Выходя от цесаревны, Лесток встретил Разумовского.
– Поговорите вы… – начал было Лесток.
– Ны мieгo-то разума дiло! – отвечал Разумовский, сторонясь.
Остерман в это время по желанию правительницы занимался составлением проекта о фиктивном браке между графом Линаром и Юлианой Менгден.
Граф Линар настаивал, чтобы потребовать цесаревну к допросу, так как с нескольких сторон приходили известия о ее будто бы сношениях с французами и шведами, и во всяком случае истребовать от нее отречение от престола.
– К чему это послужит? – сказала Анна Леопольдовна. – Положим, она отречется; а разве нет там чертушки, как говорила тетушка, герцога голштинского; не она, так он будет заявлять свои права…
VIПоследователь философии пантеизма
Князья Зацепины, уволенные за границу для поправления здоровья, ехали по-княжески, в дормезе, в сопровождении кареты, коляски и двух курьеров, да еще воза четыре шли за ними следом, со всеми принадлежностями их княжеского быта.

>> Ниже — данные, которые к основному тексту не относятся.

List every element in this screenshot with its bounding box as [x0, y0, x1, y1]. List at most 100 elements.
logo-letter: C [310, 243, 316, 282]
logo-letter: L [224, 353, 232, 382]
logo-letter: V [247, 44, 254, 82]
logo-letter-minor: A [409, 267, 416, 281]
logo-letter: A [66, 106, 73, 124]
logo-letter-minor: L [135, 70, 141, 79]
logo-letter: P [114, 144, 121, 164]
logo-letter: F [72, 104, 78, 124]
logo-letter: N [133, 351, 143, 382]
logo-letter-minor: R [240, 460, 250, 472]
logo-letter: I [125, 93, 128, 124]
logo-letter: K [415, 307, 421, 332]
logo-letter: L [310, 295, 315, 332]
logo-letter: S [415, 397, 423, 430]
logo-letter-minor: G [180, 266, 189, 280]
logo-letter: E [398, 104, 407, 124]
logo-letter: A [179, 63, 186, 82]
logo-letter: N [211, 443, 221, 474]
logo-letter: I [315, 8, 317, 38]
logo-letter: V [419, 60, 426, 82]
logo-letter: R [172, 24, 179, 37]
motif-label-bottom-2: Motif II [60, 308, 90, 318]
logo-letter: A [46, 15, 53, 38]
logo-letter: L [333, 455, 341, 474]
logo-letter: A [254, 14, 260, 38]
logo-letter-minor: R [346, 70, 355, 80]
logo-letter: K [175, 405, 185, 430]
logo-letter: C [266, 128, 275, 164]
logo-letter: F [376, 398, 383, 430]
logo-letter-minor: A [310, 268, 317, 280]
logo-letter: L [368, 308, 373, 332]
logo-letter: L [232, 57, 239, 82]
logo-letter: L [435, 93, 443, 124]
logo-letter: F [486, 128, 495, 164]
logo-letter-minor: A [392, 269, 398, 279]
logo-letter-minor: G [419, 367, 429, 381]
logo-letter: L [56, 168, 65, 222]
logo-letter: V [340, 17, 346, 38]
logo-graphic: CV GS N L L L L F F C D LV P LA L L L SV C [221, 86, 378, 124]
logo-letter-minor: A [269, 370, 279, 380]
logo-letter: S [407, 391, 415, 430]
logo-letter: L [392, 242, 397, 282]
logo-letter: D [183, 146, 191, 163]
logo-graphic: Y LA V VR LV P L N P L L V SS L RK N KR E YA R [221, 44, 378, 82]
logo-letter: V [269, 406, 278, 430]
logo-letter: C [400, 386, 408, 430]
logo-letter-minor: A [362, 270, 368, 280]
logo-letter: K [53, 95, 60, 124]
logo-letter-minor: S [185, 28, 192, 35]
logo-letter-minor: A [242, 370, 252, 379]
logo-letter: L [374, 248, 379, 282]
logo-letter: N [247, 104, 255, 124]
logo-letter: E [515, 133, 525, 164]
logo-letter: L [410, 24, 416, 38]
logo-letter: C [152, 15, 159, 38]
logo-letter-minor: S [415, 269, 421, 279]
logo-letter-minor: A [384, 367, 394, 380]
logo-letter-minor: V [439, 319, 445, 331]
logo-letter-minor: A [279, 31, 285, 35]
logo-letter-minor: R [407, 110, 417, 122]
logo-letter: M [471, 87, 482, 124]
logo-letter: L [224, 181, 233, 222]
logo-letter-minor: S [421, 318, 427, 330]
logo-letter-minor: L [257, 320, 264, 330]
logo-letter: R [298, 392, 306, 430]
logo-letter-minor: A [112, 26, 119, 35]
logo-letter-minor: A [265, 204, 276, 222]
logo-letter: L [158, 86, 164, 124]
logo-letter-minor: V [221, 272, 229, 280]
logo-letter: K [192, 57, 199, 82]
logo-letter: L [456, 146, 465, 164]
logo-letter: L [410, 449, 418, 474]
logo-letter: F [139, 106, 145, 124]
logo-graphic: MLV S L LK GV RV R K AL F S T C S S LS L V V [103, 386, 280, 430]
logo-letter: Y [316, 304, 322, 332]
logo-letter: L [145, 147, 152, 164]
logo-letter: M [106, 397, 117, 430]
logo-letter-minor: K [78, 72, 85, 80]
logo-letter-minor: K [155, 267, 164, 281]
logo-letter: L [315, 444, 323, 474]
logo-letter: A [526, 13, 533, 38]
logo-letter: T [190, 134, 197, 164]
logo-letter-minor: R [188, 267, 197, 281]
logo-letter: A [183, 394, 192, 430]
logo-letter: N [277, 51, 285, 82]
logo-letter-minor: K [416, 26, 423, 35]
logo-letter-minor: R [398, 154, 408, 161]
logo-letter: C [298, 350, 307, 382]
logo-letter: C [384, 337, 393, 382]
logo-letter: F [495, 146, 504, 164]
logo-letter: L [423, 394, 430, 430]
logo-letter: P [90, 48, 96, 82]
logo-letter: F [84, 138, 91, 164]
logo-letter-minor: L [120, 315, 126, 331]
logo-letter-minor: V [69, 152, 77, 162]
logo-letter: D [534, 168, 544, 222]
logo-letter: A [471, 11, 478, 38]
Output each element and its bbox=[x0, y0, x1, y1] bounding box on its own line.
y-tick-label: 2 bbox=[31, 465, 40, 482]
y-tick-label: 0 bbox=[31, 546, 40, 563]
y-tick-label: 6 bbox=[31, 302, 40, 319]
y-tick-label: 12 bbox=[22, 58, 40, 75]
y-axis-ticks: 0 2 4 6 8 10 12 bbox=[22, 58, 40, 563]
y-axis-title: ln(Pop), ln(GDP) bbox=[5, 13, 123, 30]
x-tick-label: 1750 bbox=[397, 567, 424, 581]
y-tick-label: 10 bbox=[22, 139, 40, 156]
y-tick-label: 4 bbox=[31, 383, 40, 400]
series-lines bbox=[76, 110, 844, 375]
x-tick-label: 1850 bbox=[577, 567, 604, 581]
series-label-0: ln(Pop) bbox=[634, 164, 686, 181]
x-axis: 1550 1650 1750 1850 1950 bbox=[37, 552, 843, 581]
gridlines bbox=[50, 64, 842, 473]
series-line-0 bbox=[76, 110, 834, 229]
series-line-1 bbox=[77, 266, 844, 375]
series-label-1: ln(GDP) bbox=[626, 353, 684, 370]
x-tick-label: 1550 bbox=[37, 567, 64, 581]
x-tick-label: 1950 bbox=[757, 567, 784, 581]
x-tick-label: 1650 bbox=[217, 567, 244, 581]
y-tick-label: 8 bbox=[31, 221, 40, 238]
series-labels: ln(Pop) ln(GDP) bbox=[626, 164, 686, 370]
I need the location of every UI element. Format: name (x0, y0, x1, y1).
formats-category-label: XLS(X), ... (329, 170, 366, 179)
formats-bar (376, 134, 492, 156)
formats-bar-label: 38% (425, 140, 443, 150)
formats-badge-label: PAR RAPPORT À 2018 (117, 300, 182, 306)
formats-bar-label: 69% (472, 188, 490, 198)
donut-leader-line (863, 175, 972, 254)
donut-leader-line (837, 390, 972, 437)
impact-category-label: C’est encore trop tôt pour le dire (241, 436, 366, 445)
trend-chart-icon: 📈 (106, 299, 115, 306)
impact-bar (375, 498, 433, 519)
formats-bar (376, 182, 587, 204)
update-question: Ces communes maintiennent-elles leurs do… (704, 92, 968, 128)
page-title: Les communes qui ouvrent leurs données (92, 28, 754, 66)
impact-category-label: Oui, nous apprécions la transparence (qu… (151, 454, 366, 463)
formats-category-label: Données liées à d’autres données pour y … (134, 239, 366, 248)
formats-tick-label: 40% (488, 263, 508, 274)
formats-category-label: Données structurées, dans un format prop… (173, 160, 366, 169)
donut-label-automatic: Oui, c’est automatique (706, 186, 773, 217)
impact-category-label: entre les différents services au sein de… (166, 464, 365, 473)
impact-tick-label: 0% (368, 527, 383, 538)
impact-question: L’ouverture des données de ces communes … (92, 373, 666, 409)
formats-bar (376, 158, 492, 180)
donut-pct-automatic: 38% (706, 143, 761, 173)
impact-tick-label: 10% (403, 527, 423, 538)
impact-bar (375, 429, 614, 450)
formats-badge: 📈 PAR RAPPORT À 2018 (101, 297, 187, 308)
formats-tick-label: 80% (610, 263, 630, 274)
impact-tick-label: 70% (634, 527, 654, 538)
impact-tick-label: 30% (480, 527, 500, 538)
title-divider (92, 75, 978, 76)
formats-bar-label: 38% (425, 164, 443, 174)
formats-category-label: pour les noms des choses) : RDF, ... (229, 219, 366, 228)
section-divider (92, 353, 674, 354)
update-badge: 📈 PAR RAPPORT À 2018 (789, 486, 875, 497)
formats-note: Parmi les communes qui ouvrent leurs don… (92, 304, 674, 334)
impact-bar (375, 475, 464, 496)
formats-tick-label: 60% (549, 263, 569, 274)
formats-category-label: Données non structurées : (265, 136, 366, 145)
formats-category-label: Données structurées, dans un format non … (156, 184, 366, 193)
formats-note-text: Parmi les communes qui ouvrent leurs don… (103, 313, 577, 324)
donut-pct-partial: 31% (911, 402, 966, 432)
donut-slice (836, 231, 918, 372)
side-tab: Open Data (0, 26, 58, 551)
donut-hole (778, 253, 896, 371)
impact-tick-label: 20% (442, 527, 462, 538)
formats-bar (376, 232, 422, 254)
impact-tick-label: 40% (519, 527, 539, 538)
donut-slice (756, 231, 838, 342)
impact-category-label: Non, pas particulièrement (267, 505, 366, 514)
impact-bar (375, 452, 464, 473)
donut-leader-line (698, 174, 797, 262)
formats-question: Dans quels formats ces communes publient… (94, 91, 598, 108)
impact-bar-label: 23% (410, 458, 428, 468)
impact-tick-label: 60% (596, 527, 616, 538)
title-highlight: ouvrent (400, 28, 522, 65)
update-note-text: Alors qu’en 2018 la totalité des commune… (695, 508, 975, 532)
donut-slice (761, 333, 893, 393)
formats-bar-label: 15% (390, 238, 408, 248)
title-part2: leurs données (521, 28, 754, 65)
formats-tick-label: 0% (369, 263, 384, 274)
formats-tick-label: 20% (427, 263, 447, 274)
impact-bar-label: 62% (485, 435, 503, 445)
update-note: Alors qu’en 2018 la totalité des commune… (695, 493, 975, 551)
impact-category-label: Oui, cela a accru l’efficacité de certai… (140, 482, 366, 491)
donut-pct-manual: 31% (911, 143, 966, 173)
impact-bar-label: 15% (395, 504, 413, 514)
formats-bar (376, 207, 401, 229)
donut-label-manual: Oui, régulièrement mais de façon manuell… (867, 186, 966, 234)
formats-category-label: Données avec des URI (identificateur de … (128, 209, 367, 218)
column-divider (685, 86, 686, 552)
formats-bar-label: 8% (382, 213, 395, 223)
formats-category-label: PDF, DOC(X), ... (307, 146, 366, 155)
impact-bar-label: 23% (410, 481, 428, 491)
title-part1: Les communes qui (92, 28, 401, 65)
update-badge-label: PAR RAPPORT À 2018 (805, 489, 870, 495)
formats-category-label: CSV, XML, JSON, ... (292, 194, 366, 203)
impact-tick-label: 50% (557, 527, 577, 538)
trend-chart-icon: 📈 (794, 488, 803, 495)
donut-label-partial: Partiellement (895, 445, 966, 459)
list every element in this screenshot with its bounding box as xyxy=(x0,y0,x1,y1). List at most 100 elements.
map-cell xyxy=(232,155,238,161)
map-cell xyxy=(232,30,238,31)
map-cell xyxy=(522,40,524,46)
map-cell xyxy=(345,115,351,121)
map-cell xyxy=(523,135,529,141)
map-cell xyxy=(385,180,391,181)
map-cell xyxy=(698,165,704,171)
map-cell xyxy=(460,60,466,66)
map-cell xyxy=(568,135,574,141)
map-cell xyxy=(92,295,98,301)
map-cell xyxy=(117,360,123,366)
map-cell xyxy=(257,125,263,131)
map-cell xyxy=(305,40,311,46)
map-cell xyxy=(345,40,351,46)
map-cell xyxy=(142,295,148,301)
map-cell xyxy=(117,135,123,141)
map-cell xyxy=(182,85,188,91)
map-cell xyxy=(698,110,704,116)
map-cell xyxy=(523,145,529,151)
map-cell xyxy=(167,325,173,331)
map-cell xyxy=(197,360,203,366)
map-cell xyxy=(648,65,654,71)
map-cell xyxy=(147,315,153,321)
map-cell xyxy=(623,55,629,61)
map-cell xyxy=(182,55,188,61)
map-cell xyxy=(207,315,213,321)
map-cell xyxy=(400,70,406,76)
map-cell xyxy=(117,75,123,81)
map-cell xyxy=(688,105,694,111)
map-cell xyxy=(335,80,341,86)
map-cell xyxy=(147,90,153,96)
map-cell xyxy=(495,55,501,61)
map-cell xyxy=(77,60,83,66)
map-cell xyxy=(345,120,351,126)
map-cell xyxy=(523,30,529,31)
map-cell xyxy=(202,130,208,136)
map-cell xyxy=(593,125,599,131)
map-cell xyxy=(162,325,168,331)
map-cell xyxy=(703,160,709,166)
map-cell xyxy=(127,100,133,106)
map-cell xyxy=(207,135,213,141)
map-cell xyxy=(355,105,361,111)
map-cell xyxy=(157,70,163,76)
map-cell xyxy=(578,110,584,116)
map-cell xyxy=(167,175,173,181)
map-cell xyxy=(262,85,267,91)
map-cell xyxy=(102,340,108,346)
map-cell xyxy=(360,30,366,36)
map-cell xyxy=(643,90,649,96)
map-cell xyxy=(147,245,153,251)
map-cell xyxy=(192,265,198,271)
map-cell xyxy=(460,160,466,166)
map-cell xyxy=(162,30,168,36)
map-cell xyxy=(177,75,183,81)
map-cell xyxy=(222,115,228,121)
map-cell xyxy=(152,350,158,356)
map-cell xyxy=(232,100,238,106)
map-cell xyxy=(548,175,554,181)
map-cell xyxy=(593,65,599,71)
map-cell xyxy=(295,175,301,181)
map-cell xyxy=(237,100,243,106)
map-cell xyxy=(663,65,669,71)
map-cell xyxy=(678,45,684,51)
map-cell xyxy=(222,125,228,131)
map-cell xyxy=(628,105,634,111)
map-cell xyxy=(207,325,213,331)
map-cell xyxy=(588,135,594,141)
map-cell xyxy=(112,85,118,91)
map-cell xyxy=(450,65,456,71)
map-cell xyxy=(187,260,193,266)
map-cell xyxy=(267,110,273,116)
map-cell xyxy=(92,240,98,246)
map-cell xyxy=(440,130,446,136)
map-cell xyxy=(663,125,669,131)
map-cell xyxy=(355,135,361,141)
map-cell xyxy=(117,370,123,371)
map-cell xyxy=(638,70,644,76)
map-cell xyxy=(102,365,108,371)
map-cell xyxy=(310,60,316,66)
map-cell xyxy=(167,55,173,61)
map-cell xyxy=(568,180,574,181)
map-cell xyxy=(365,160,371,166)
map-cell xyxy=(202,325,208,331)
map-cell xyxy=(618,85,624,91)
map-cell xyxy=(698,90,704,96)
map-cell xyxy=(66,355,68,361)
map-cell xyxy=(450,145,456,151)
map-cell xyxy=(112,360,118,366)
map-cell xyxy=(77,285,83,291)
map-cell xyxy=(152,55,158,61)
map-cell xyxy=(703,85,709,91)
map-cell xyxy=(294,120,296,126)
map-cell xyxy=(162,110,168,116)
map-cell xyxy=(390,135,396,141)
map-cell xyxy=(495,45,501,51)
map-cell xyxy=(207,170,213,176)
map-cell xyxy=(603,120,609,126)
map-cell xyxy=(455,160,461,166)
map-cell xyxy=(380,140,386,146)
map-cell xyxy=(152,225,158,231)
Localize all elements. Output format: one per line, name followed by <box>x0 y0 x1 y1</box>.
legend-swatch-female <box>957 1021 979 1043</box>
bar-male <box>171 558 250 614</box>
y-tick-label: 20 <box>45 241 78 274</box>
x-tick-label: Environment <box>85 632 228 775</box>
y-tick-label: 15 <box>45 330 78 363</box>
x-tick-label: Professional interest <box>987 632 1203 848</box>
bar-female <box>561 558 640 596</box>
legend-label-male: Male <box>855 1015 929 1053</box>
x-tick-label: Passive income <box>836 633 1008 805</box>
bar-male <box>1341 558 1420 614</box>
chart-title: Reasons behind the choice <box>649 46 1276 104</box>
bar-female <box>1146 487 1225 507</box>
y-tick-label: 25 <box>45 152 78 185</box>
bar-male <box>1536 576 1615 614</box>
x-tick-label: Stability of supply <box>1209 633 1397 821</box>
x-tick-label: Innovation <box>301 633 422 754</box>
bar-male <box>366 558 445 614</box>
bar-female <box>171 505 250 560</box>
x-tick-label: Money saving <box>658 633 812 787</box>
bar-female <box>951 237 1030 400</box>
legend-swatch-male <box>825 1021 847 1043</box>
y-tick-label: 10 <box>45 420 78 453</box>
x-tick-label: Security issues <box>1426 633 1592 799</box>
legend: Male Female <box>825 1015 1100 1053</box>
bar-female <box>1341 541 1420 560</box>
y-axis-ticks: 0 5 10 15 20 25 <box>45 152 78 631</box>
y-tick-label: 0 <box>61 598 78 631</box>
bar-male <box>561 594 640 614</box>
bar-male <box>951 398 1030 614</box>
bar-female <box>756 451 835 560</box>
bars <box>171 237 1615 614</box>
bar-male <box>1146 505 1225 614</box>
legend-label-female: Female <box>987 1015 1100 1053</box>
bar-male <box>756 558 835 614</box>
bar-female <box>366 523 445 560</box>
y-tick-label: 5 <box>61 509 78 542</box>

Молодой князь Андрей Васильевич был задумчив и скучен. Что тут ни говори, как тут ни объясняй, а он выбит из седла этим саксонцем. Его мучило самолюбие. Притом сквозь болезненное ощущение своего уязвленного самолюбия ему рисовался еще облик беззаветно преданной ему Гедвиги. Он пожертвовал этой девушкой, пожертвовал своим чувством ради самолюбивых грез, – и эти грезы его обманули. Само собой разумеется, не влюбился же он в принцессу? Да, но все же досадно!
Это понимал и его дядя, Андрей Дмитриевич, и старался всевозможным образом его развлекать. Дядя не знал еще, что печаль молодого человека двоится между оставленной любовью и оскорбленным самолюбием. Он приписывал всю грусть только одному самолюбию. Но как человек гуманный и опытный, знающий по себе, что значит оскорбленное самолюбие и разрушенные грезы, он постоянно занимал его мысли представлением новых предметов, которые должны были останавливать на себе его внимание, постоянно старался вызвать его любопытство.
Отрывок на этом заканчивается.